Music

Go to the archives

Get Behind Me Satan

The White Stripes

By Jesse Kornbluth
Published: Jan 01, 2006
Category: Rock


 

 
Get Behind Me Satan
The White Stripes

The White Stripes are The Strokes are The Hives — that’s how I used to see it. I mean, I knew nothing. And didn’t care. Hey, I knew the names of the hot bands, didn’t I? Which wasn’t bad for a guy getting on in years.

Anyway, why care about the new stuff? Sure, young people were jumping up and down about these bands and debating their relative worth. (That’s one reason God invented college, so kids could argue about matters of infinitesimal import.) Well, kids are always jumping up and down about something, and if you wait a month, you’ll hear about three other bands that are equally "essential" and have whole campuses aflame.

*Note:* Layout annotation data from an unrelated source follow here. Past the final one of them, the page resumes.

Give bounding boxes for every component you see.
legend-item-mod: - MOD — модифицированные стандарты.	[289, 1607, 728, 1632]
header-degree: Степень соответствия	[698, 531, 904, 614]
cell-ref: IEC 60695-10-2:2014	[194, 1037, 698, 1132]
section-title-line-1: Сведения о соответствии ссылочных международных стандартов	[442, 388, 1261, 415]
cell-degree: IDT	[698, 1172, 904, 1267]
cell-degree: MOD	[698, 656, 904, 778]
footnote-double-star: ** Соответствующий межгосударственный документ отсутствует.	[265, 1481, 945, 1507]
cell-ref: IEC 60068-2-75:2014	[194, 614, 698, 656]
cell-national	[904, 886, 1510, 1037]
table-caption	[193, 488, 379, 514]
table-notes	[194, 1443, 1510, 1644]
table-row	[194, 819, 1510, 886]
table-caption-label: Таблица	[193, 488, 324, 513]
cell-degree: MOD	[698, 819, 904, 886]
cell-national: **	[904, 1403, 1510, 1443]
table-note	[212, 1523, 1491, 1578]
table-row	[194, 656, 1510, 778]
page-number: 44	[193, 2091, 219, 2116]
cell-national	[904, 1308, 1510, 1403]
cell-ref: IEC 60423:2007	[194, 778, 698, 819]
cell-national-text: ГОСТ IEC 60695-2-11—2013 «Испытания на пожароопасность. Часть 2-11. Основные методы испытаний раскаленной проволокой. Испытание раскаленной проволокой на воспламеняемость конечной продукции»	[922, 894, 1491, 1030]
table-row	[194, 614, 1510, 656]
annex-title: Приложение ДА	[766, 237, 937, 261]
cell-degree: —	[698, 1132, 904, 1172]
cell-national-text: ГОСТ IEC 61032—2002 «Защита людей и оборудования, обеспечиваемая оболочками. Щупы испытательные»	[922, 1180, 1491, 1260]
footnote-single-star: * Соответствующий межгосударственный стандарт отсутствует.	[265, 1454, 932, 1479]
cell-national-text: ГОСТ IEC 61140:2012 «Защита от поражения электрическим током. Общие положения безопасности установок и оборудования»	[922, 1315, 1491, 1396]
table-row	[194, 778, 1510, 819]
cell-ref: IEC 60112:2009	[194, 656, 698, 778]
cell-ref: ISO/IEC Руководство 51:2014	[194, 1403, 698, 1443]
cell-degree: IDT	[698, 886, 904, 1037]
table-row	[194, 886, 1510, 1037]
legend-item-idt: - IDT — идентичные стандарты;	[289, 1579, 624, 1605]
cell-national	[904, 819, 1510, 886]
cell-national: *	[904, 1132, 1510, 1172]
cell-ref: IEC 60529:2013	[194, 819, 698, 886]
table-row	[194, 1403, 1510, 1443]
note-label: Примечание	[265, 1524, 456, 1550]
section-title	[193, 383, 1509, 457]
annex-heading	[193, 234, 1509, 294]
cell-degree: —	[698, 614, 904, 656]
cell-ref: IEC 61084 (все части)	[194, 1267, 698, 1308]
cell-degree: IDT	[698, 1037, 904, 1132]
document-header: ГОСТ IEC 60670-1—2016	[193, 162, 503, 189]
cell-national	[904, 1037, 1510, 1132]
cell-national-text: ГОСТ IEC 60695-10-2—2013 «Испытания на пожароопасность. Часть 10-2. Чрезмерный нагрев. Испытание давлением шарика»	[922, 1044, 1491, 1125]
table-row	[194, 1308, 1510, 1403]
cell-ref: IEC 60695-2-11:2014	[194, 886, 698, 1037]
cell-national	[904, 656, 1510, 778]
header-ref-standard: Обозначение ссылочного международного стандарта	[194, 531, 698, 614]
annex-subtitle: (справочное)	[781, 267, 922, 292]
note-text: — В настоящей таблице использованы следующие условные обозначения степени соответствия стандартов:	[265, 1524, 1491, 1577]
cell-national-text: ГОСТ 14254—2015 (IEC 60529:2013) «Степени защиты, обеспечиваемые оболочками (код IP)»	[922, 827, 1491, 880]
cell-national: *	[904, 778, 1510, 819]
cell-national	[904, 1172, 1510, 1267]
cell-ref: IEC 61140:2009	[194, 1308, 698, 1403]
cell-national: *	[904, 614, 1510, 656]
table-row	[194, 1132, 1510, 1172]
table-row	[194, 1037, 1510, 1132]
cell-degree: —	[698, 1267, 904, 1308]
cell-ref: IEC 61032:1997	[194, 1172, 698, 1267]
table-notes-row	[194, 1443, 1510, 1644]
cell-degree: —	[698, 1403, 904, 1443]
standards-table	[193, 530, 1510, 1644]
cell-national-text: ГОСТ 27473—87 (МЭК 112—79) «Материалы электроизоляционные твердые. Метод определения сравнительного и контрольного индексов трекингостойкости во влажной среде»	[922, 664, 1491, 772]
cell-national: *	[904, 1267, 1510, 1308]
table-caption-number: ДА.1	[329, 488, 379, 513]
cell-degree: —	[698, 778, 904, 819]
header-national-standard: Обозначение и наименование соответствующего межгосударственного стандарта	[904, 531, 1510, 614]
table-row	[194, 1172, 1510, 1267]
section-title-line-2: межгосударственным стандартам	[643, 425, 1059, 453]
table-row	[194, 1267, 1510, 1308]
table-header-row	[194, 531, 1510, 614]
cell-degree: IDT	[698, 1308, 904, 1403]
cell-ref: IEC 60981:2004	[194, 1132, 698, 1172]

Then Jack White produced Loretta Lynn’s Van Lear Rose, the most satisfying CD she’s made in years. A rocker and a country legend? I perked up. But not so I sought out music from The White Stripes.
 
At long last Jon Stewart had the Stripes on the show. I kinda sorta knew there were only two of them — Jack on guitar and piano, his sister Meg on drums — and that, I guess, made me think their music was soft and subtle. No way. Meg pounds the drums like Keith Moon. And Jack not only plays a scorching guitar, he can scream like Robert Plant.
 
(For those who were born after the glory years, Keith Moon drummed for The Who. And Robert Plant was the lead singer of Led Zeppelin, an English band that took black American southern blues, added power chords and shrieking vocals, and tore the roof off. To do the remedial homework, start here.)
 
Led Zep was a full band. The White Stripes were just these two kids. I was blown away.
 
I snuck ‘Get Behind Me Satan’ into our home. Had to. This is their fifth album. It’s so late in the day they’re no longer on an indie label. Kids in cool places like Seattle would rather die than hear them. If the teens who live in our building saw me with the Stripes….I don’t even want to go there.
 
But why am I apologizing? This is thrilling music, as exciting to me now as Green Day was a couple of years ago. It rocks hard and lean, and Meg White is a relentless drummer. All of which is announced right at the start, with Jack playing fuzz-tone guitar and Meg pounding away and then Jack screaming: 
 
You got a reaction
You got a reaction, didn’t you?
You took a white orchid
You took a white orchid turned it blue.

 
"Get behind me," Jack commands a stanza later, one of many dismissals he will make to an unnamed woman. Or a demon? Or….but it can’t be Satan, because, like Robert Johnson, Jack White sold his soul to make the heavenly music that is the devil’s favorite.
 
Or has he? I have read that Jack plays a Montgomery Ward guitar. He has said that he and Meg were the last of 10 children raised in a single-room house. And just look at the guy — none dare call him "sincere."
 
If you analyze the words, you see a lot of loneliness, bitterness, alienation. The usual kid stuff. (Not that they’re wrong.) But you can’t really hear the words. Or, rather, you don’t care to — the music is that varied, that interesting. Like the way the first song doesn’t really end, it just segues into — no, that can’t be a marimba! But it is.
 
I take The White Stripes with me everywhere, but especially, via the iPod, to the gym. It’s this winter’s Cardio Helper — with this music pulsing in my veins, I can get my heart rate to previously unknown heights. And time disappears — I get so lost in all the changes this CD puts me through, I come out the chute at the end wishing there were more.
 
You may want to get The White Stripes into your physical — and mental — fitness regime. Just one suggestion: If anyone sees you jumping up and down, say you’re listening to Death Cab for Cutie or The Postal Service — or just make up a ridiculous name for a band. You don’t want anyone to know you’re in the thrall of The White Stripes. Because they’re not hip. They’re just great.